The disorder telogen effluvium, or shedding hair, happens when hair follicles stop growing due to stress hormones.
Trichotillomania, the habit of pulling out hair, is also a sign of stress.
Add iron-based foods such as broccoli and red meat and try hair-loss products.
SLEEP is often the hardest thing to do when stressed.
You may have trouble falling asleep, wake repeatedly in the night or too early in the morning.
Try a relaxing evening routine without caffeine or excess alcohol. List your worries before bed, then tell yourself it’s tomorrow’s agenda, not today’s. A little exercise during the day reduces stress hormones and aids sleep.
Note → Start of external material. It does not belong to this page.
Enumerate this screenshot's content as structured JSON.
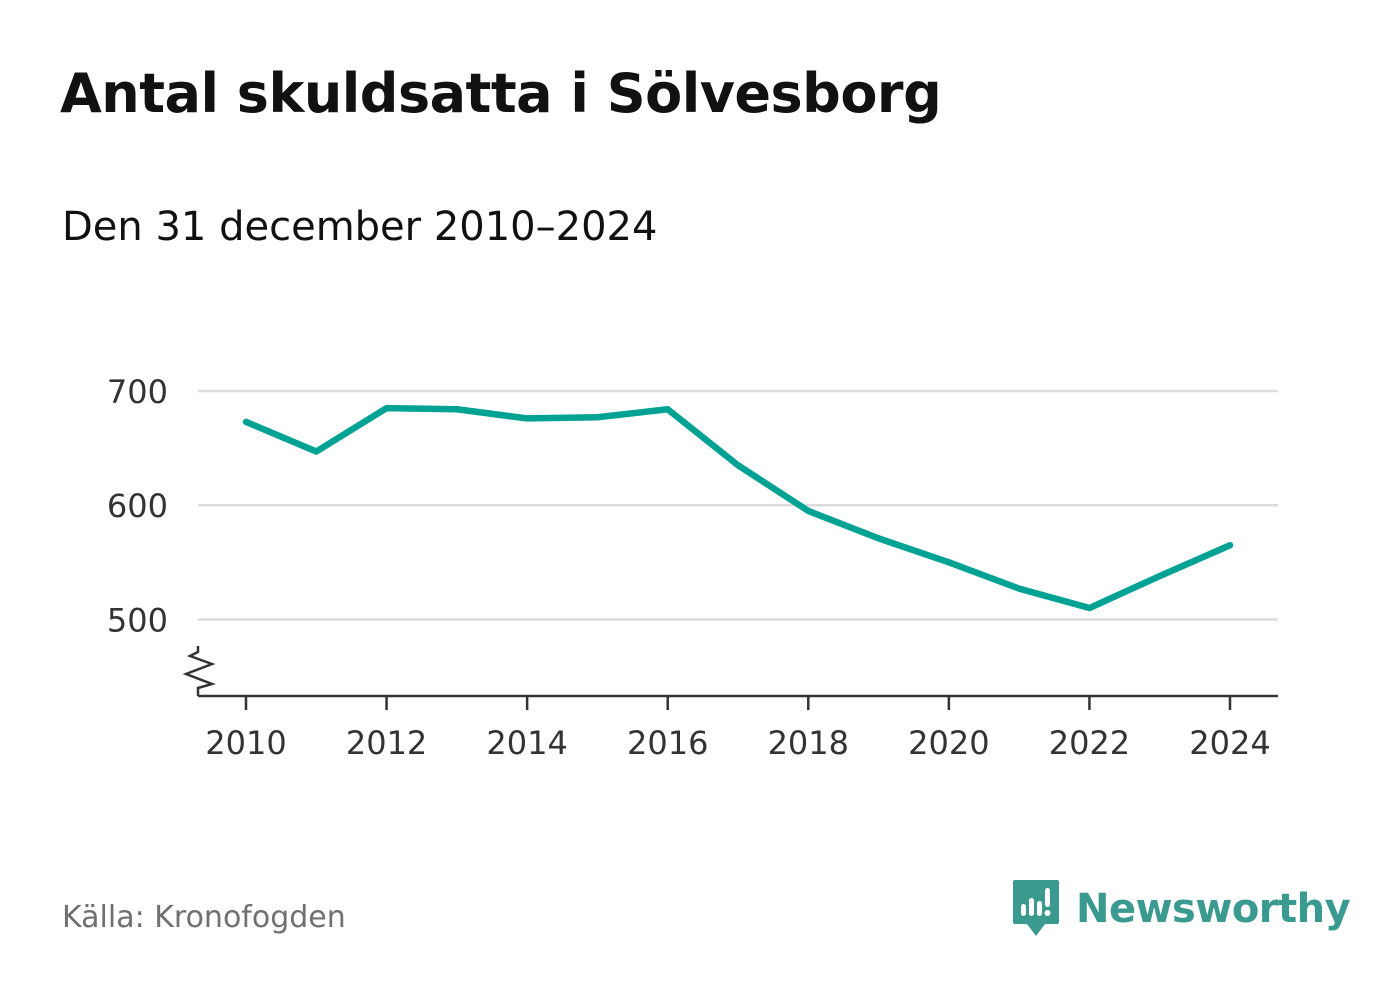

THE nervous system is often affected by stress hormones.
Numbness or tingling in the fingertips can also be caused when you hyperventilate – ie, breathe too quickly.
It happens due to failing mineral levels, especially calcium, but this is normally temporary and will go away when stress levels reduce.
STRESS often causes skin breakouts, especially around the chin and mouth as the stress hormone cortisol tells glands in the skin to make more oil.
Keep your skin clean using a good face wash and exfoliate to clear dead skin and unclog pores.
Drink plenty of water to hydrate the skin, too, and avoid touching your face, which can spread spot-causing bacteria.